A research infrastructure (RI) is an ecosystem of social, technical, human, and material resources created by a specific community to enable and support rigorous and sustained research. While the individual elements within this ecosystem vary greatly across different communities, thinking of an RI in terms of a dynamic, interconnected, and interdependent network of relationships, agreements, and incentives provides a framework for understanding how it operates. We are working to build an RI focused on higher education in prison (HEP).
Individuals and organizations rely on formal and informal connections to coordinate with one another—knowingly or not—in developing and sharing information, intentions, resources, guidelines, practices, and standards.
The domain of public health research consists of a chain of connections from members of the public to doctors, government agencies, researchers, and policy makers. Even though most members of these groups have no direct interaction with each other, they collectively contribute to understanding and improving health outcomes for large populations of people through coordinated research, public policy, and practice.
The relationship between program coordinators, instructors, and DOC personnel enables HEP programs to operate for the benefit of students. All three of these stakeholder groups use and contribute to the work of HEP researchers even though direct connections between them may be scarce. In this way, researchers, practitioners, and students are involved in a web of relationships that creates and consumes research.
The creation or expansion of an organization devoted to collecting, managing, and sharing data on HEP student outcomes stands to bridge gaps in existing HEP relationships by enhancing collaboration among stakeholders. Such collaboration would also help coordinate the widespread implementation of evidence-based practices determined to maximize student outcomes.
Accepted standards and modes of research and practice govern the creation, dissemination, and consumption of research products, thereby establishing and regulating the ways in which the research community conducts its work.
One of the foundational principles of contemporary research involving people is the idea of informed consent. In large part due to federal regulations and deep discussions about ethics, almost all research involving people begins with providing participants with standard and detailed information about what the research process entails, how participation is optional, and what risks (if any) participants may incur.
A key ethical agreement among researchers is that some populations of participants require additional procedures and protections from being coerced into research participation. Incarcerated individuals, including students in HEP programs, are one such group that the research community has agreed should be given extra consideration due to the lack of autonomy and freedom they experience in so many other aspects of their lives.
Privileging participatory action research (PAR) presents an opportunity for the field of HEP to broaden the methodologies and metrics it uses to examine program outcomes and steer research toward student-centered outcomes. By directly including incarcerated and formerly-incarcerated students in the research process, PAR intentionally blurs the lines between the researchers and the researched to affect real and lasting change.

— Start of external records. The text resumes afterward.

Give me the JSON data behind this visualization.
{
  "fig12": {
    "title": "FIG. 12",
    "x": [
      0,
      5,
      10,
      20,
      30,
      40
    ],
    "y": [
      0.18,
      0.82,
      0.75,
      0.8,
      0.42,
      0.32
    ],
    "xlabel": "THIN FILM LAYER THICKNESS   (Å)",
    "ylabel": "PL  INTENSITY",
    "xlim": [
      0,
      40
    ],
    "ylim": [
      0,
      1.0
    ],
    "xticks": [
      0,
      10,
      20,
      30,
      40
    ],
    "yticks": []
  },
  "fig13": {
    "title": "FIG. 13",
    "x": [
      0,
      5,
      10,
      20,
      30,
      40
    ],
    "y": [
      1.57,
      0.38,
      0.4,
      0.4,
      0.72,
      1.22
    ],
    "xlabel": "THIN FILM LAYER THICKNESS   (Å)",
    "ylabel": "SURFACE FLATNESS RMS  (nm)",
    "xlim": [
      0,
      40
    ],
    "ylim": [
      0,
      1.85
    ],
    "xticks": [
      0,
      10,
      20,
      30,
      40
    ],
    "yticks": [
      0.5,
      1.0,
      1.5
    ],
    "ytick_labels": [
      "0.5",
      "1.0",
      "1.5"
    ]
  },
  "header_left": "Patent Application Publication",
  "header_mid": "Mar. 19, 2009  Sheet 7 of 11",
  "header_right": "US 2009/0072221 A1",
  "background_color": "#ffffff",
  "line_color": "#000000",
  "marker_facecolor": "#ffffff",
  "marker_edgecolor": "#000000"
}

Structures provide rewards and consequences for the community’s relationships and agreements, and guide the movement of material and social resources throughout the research infrastructure to sustain itself.
In the US public education system, data collection on student achievement is often tied to incentives at the federal, state, and/or local level. Under the Elementary and Secondary Education Act, for instance, schools classified as “Title I” receive extra funding. In exchange, they must also demonstrate evidence of a variety of improvements, including in learning outcomes.
Government appropriations account for a powerful HEP incentive. State and federal funding supports the establishment and maintenance of college-in-prison programs while also establishing crucial pathways for data collection and evaluation. Public funding efforts that mandate reporting and research for the betterment of HEP, like California Senate Bill 1391, represent ways that financial incentives can bolster the work of existing relationships and agreements essential to an HEP RI.
Strengthening the connection between public funding and research, particularly at the federal level, offers HEP the ability to critically engage in discussions on the quality of programming. The restoration of Pell Grants presents an opportunity to establish standards of practice for collecting and reporting on data that can enhance student outcomes while also incentivizing the proliferation of new and existing college-in-prison programs.